Temptation in the V12 Speedster is building; the roads are so good here, deserted and streaming wet. What follows are some incredible miles giving the V12 Speedster a decent workout. Doing so reveals that it just keeps getting better, the rain not detracting from the experience but actually adding to it. Indeed, it’s the absurdity of the situation that makes it impossible not to find yourself grinning manically as you revel in the purity of the drive, taking driving back to basics.
By definition, supercars are pointless things, but with the V12 Speedster there’s an element in the driving mix that means it can genuinely be enjoyed at speeds that aren’t antisocial. That’s reinforced on the route south, passing back around Inverness towards Nairn, then heading towards Grantown-on-Spey where we stop for the obligatory Scottish delicacy of haggis and chips, before tracing the routes of my youth on Scotland’s snow roads.
There’s no traffic, save for the odd local on the road climbing past two of Scotland’s ski areas, the Lecht and Glenshee. The views here are epic and the roads as memorable to drive as I remember from all those years ago. The rain is now biblical and in the bigger towns on our journey back to Stirling it means many lights and greater traffic.
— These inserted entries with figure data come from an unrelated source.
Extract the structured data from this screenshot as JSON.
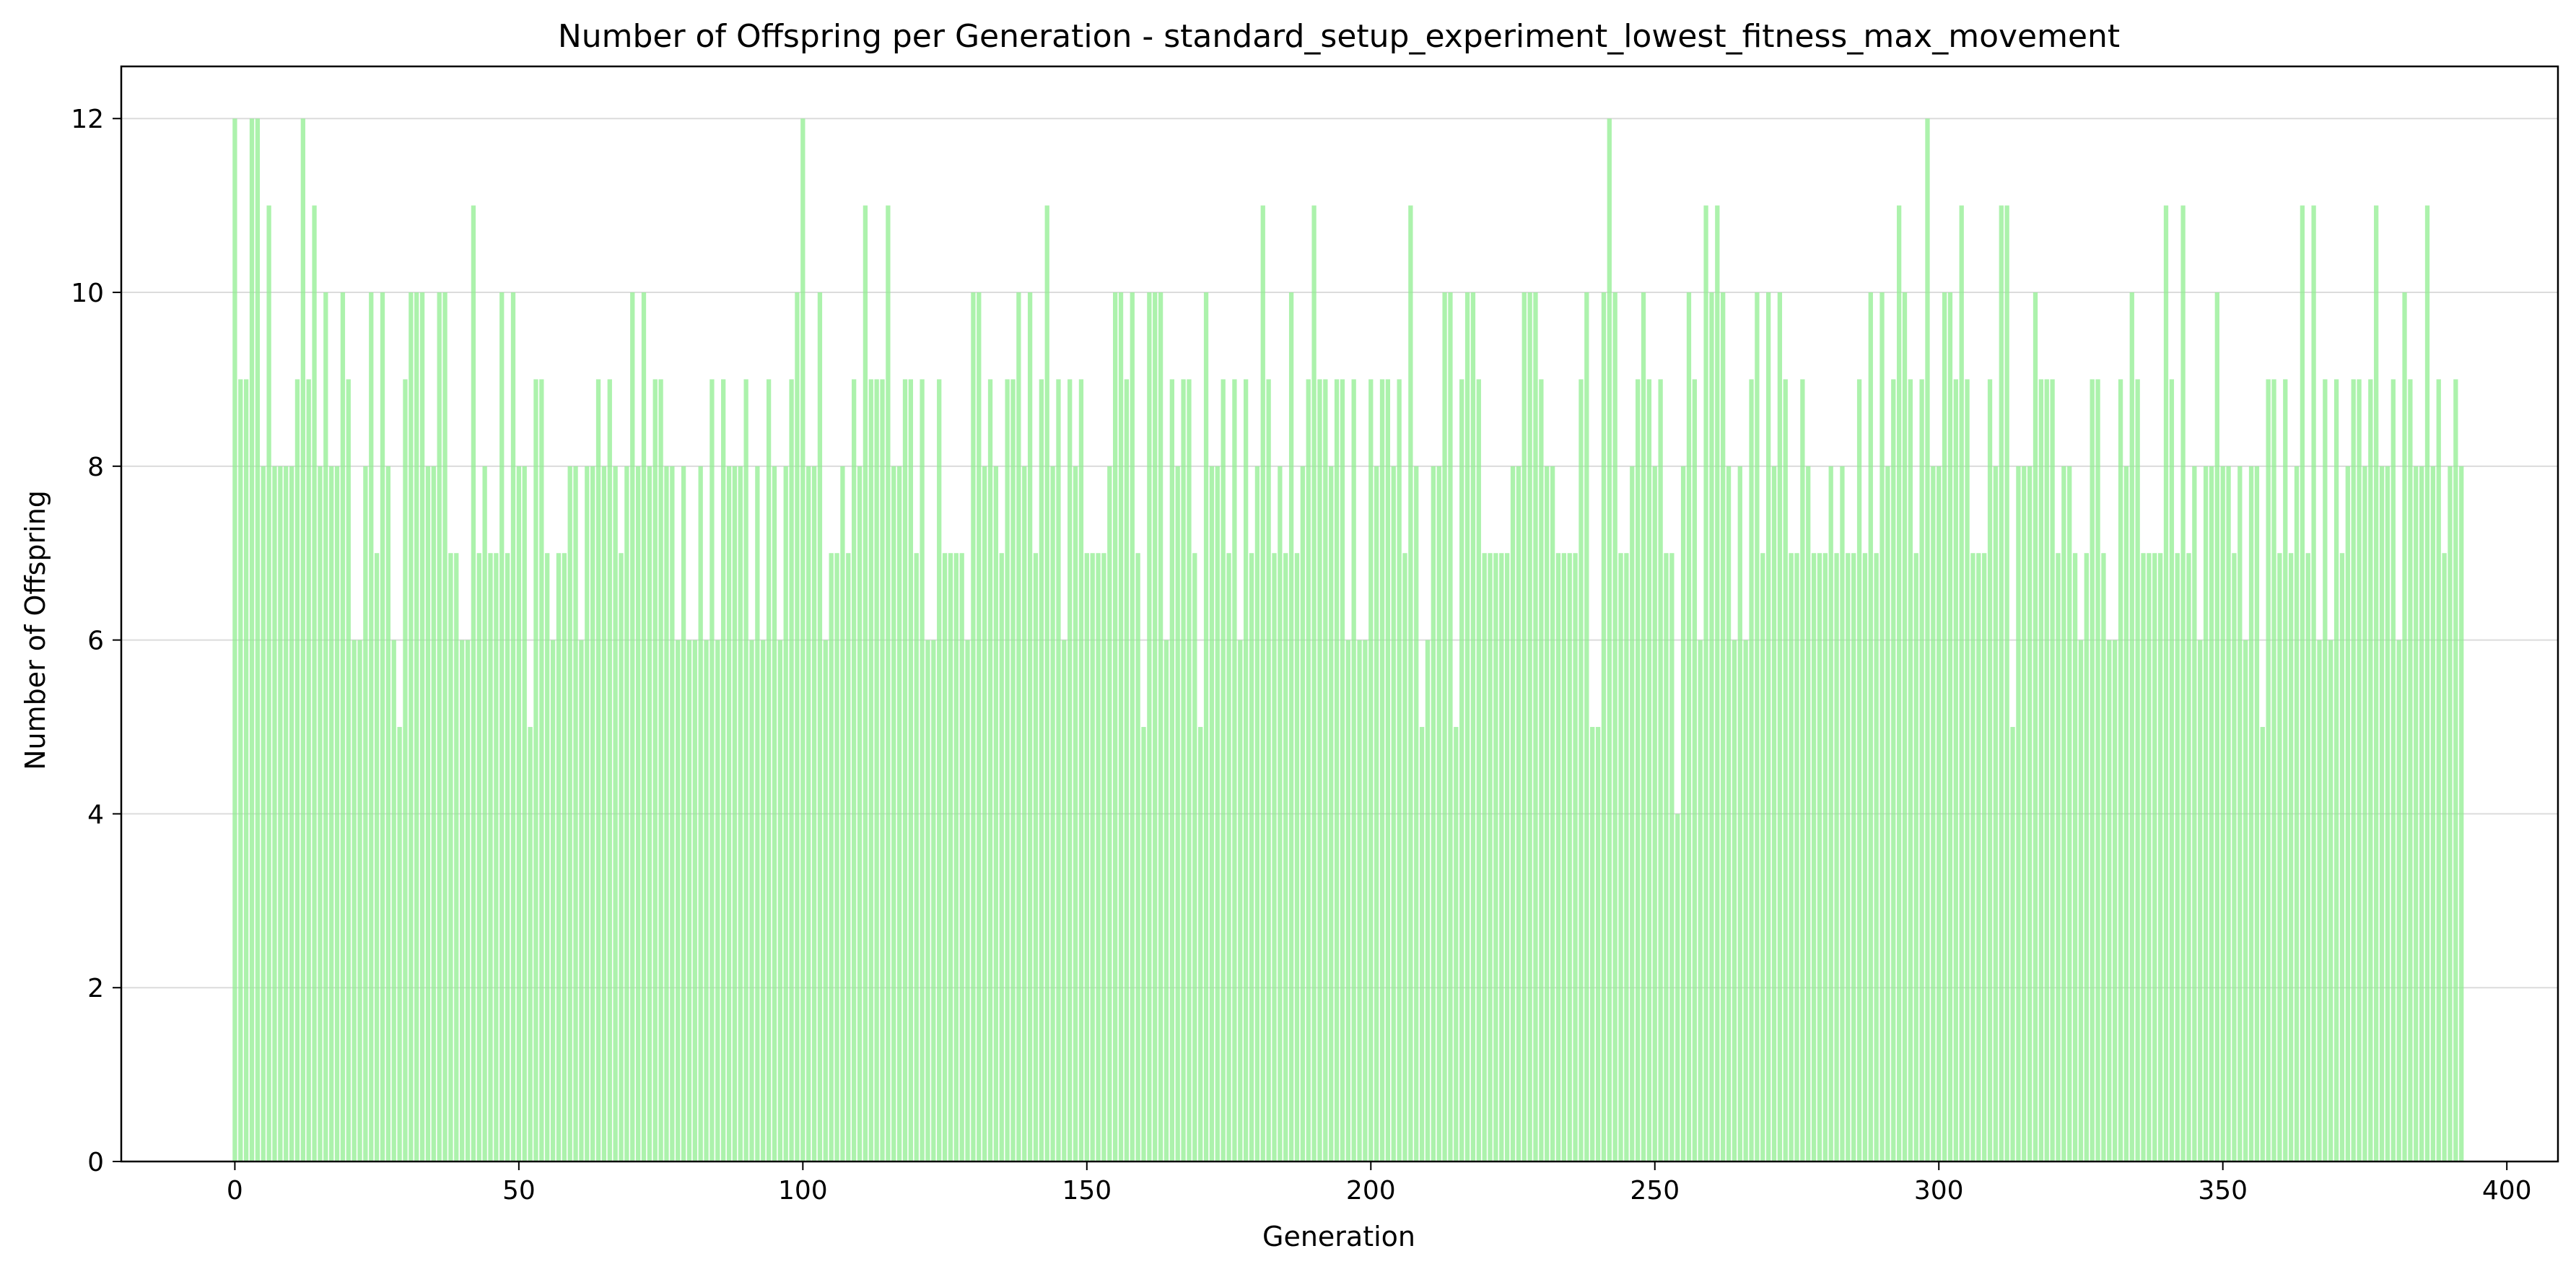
{
  "chart_data": {
    "type": "bar",
    "title": "Number of Offspring per Generation - standard_setup_experiment_lowest_fitness_max_movement",
    "xlabel": "Generation",
    "ylabel": "Number of Offspring",
    "xlim": [
      -20,
      409
    ],
    "ylim": [
      0,
      12.6
    ],
    "xticks": [
      0,
      50,
      100,
      150,
      200,
      250,
      300,
      350,
      400
    ],
    "yticks": [
      0,
      2,
      4,
      6,
      8,
      10,
      12
    ],
    "grid": "horizontal",
    "bar_color": "#90ee90",
    "x_start": 0,
    "values": [
      12,
      9,
      9,
      12,
      12,
      8,
      11,
      8,
      8,
      8,
      8,
      9,
      12,
      9,
      11,
      8,
      10,
      8,
      8,
      10,
      9,
      6,
      6,
      8,
      10,
      7,
      10,
      8,
      6,
      5,
      9,
      10,
      10,
      10,
      8,
      8,
      10,
      10,
      7,
      7,
      6,
      6,
      11,
      7,
      8,
      7,
      7,
      10,
      7,
      10,
      8,
      8,
      5,
      9,
      9,
      7,
      6,
      7,
      7,
      8,
      8,
      6,
      8,
      8,
      9,
      8,
      9,
      8,
      7,
      8,
      10,
      8,
      10,
      8,
      9,
      9,
      8,
      8,
      6,
      8,
      6,
      6,
      8,
      6,
      9,
      6,
      9,
      8,
      8,
      8,
      9,
      6,
      8,
      6,
      9,
      8,
      6,
      8,
      9,
      10,
      12,
      8,
      8,
      10,
      6,
      7,
      7,
      8,
      7,
      9,
      8,
      11,
      9,
      9,
      9,
      11,
      8,
      8,
      9,
      9,
      7,
      9,
      6,
      6,
      9,
      7,
      7,
      7,
      7,
      6,
      10,
      10,
      8,
      9,
      8,
      7,
      9,
      9,
      10,
      8,
      10,
      7,
      9,
      11,
      8,
      9,
      6,
      9,
      8,
      9,
      7,
      7,
      7,
      7,
      8,
      10,
      10,
      9,
      10,
      7,
      5,
      10,
      10,
      10,
      6,
      9,
      8,
      9,
      9,
      7,
      5,
      10,
      8,
      8,
      9,
      7,
      9,
      6,
      9,
      7,
      8,
      11,
      9,
      7,
      8,
      7,
      10,
      7,
      8,
      9,
      11,
      9,
      9,
      8,
      9,
      9,
      6,
      9,
      6,
      6,
      9,
      8,
      9,
      9,
      8,
      9,
      7,
      11,
      8,
      5,
      6,
      8,
      8,
      10,
      10,
      5,
      9,
      10,
      10,
      9,
      7,
      7,
      7,
      7,
      7,
      8,
      8,
      10,
      10,
      10,
      9,
      8,
      8,
      7,
      7,
      7,
      7,
      9,
      10,
      5,
      5,
      10,
      12,
      10,
      7,
      7,
      8,
      9,
      10,
      9,
      8,
      9,
      7,
      7,
      4,
      8,
      10,
      9,
      6,
      11,
      10,
      11,
      10,
      8,
      6,
      8,
      6,
      9,
      10,
      7,
      10,
      8,
      10,
      9,
      7,
      7,
      9,
      8,
      7,
      7,
      7,
      8,
      7,
      8,
      7,
      7,
      9,
      7,
      10,
      7,
      10,
      8,
      9,
      11,
      10,
      9,
      7,
      9,
      12,
      8,
      8,
      10,
      10,
      9,
      11,
      9,
      7,
      7,
      7,
      9,
      8,
      11,
      11,
      5,
      8,
      8,
      8,
      10,
      9,
      9,
      9,
      7,
      8,
      8,
      7,
      6,
      7,
      9,
      9,
      7,
      6,
      6,
      9,
      8,
      10,
      9,
      7,
      7,
      7,
      7,
      11,
      9,
      7,
      11,
      7,
      8,
      6,
      8,
      8,
      10,
      8,
      8,
      7,
      8,
      6,
      8,
      8,
      5,
      9,
      9,
      7,
      9,
      7,
      8,
      11,
      7,
      11,
      6,
      9,
      6,
      9,
      7,
      8,
      9,
      9,
      8,
      9,
      11,
      8,
      8,
      9,
      6,
      10,
      9,
      8,
      8,
      11,
      8,
      9,
      7,
      8,
      9,
      8
    ]
  }
}
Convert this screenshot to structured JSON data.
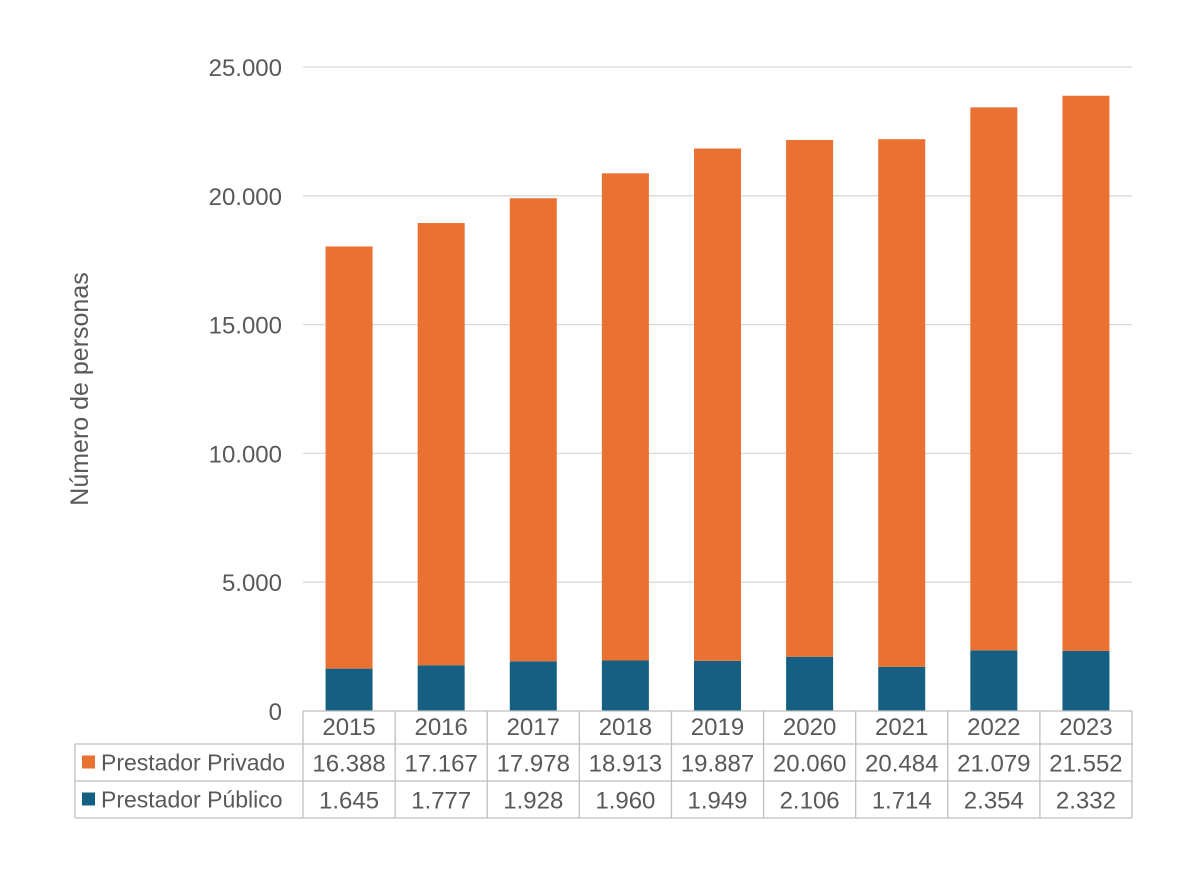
{
  "chart_data": {
    "type": "bar",
    "stacked": true,
    "categories": [
      "2015",
      "2016",
      "2017",
      "2018",
      "2019",
      "2020",
      "2021",
      "2022",
      "2023"
    ],
    "series": [
      {
        "name": "Prestador Privado",
        "color": "#E97132",
        "values": [
          16388,
          17167,
          17978,
          18913,
          19887,
          20060,
          20484,
          21079,
          21552
        ],
        "labels": [
          "16.388",
          "17.167",
          "17.978",
          "18.913",
          "19.887",
          "20.060",
          "20.484",
          "21.079",
          "21.552"
        ]
      },
      {
        "name": "Prestador Público",
        "color": "#156082",
        "values": [
          1645,
          1777,
          1928,
          1960,
          1949,
          2106,
          1714,
          2354,
          2332
        ],
        "labels": [
          "1.645",
          "1.777",
          "1.928",
          "1.960",
          "1.949",
          "2.106",
          "1.714",
          "2.354",
          "2.332"
        ]
      }
    ],
    "ylabel": "Número de personas",
    "ylim": [
      0,
      25000
    ],
    "yticks": [
      0,
      5000,
      10000,
      15000,
      20000,
      25000
    ],
    "ytick_labels": [
      "0",
      "5.000",
      "10.000",
      "15.000",
      "20.000",
      "25.000"
    ],
    "grid": true,
    "legend": "data-table-left"
  }
}
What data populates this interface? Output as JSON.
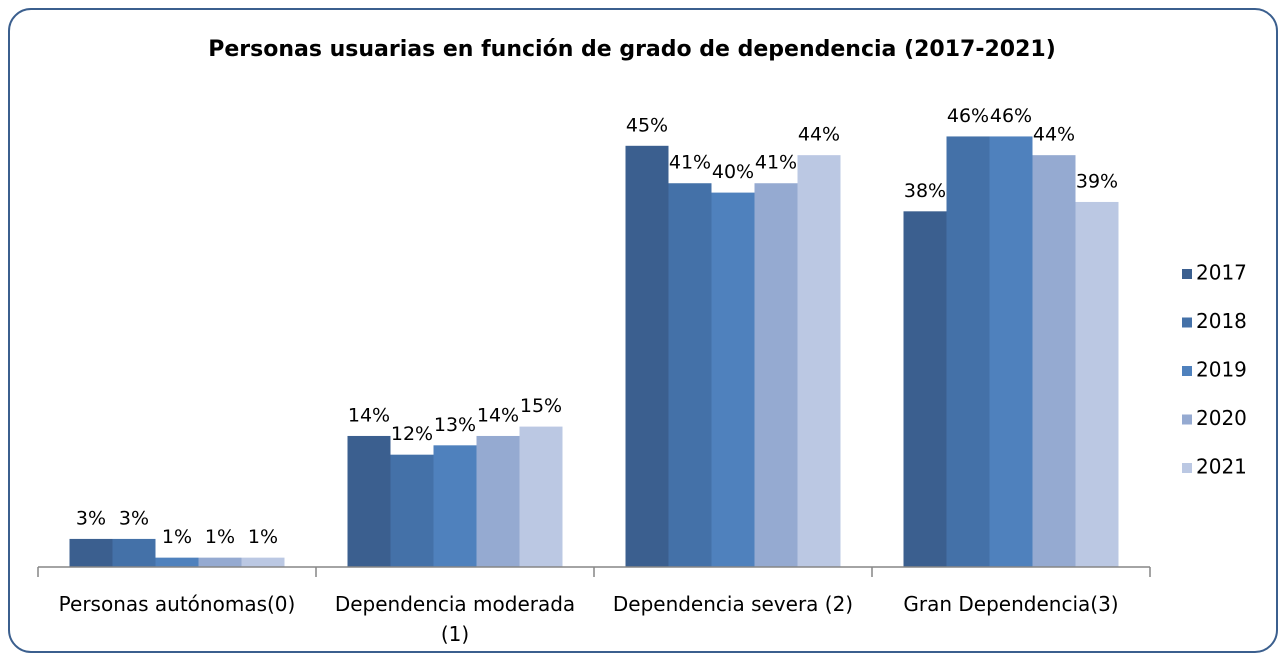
{
  "chart_data": {
    "type": "bar",
    "title": "Personas usuarias en función de grado de dependencia (2017-2021)",
    "categories": [
      "Personas autónomas(0)",
      "Dependencia moderada (1)",
      "Dependencia severa (2)",
      "Gran Dependencia(3)"
    ],
    "series": [
      {
        "name": "2017",
        "color": "#3b5f8f",
        "values": [
          3,
          14,
          45,
          38
        ],
        "value_labels": [
          "3%",
          "14%",
          "45%",
          "38%"
        ]
      },
      {
        "name": "2018",
        "color": "#4471a8",
        "values": [
          3,
          12,
          41,
          46
        ],
        "value_labels": [
          "3%",
          "12%",
          "41%",
          "46%"
        ]
      },
      {
        "name": "2019",
        "color": "#4f81bd",
        "values": [
          1,
          13,
          40,
          46
        ],
        "value_labels": [
          "1%",
          "13%",
          "40%",
          "46%"
        ]
      },
      {
        "name": "2020",
        "color": "#95aad1",
        "values": [
          1,
          14,
          41,
          44
        ],
        "value_labels": [
          "1%",
          "14%",
          "41%",
          "44%"
        ]
      },
      {
        "name": "2021",
        "color": "#bbc8e3",
        "values": [
          1,
          15,
          44,
          39
        ],
        "value_labels": [
          "1%",
          "15%",
          "44%",
          "39%"
        ]
      }
    ],
    "ylim": [
      0,
      50
    ],
    "legend": "right"
  }
}
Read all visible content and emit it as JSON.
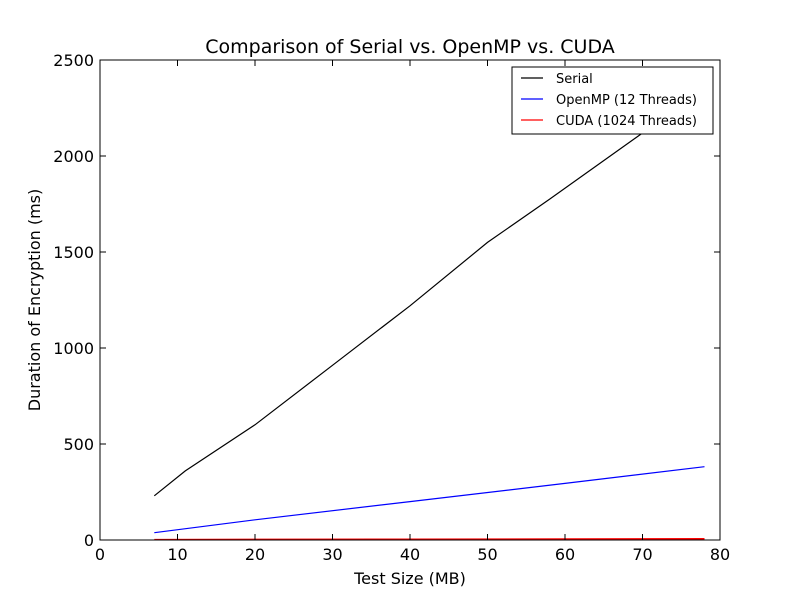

The cabin gets a bit damp, although not enough to dampen my enthusiasm – however ridiculous I might look being rained on at the occasional red lights.
It’s improbable that any of the 88 owners of the V12 Speedster will ever do so, but I’d heartily recommend taking your V12 Speedster for a long drive on proper roads, in any weather, because to do so reveals how very special it really is. Every single one of those 650 miles we’ve covered have been good for the soul, and every one of them tattooed on my memory, while the V12 Speedster has put smiles on everyone else’s faces, wherever we’ve been. If that’s not something worth celebrating then I don’t know what is. The V12 Speedster is a special car – but it’s even more so when used as intended.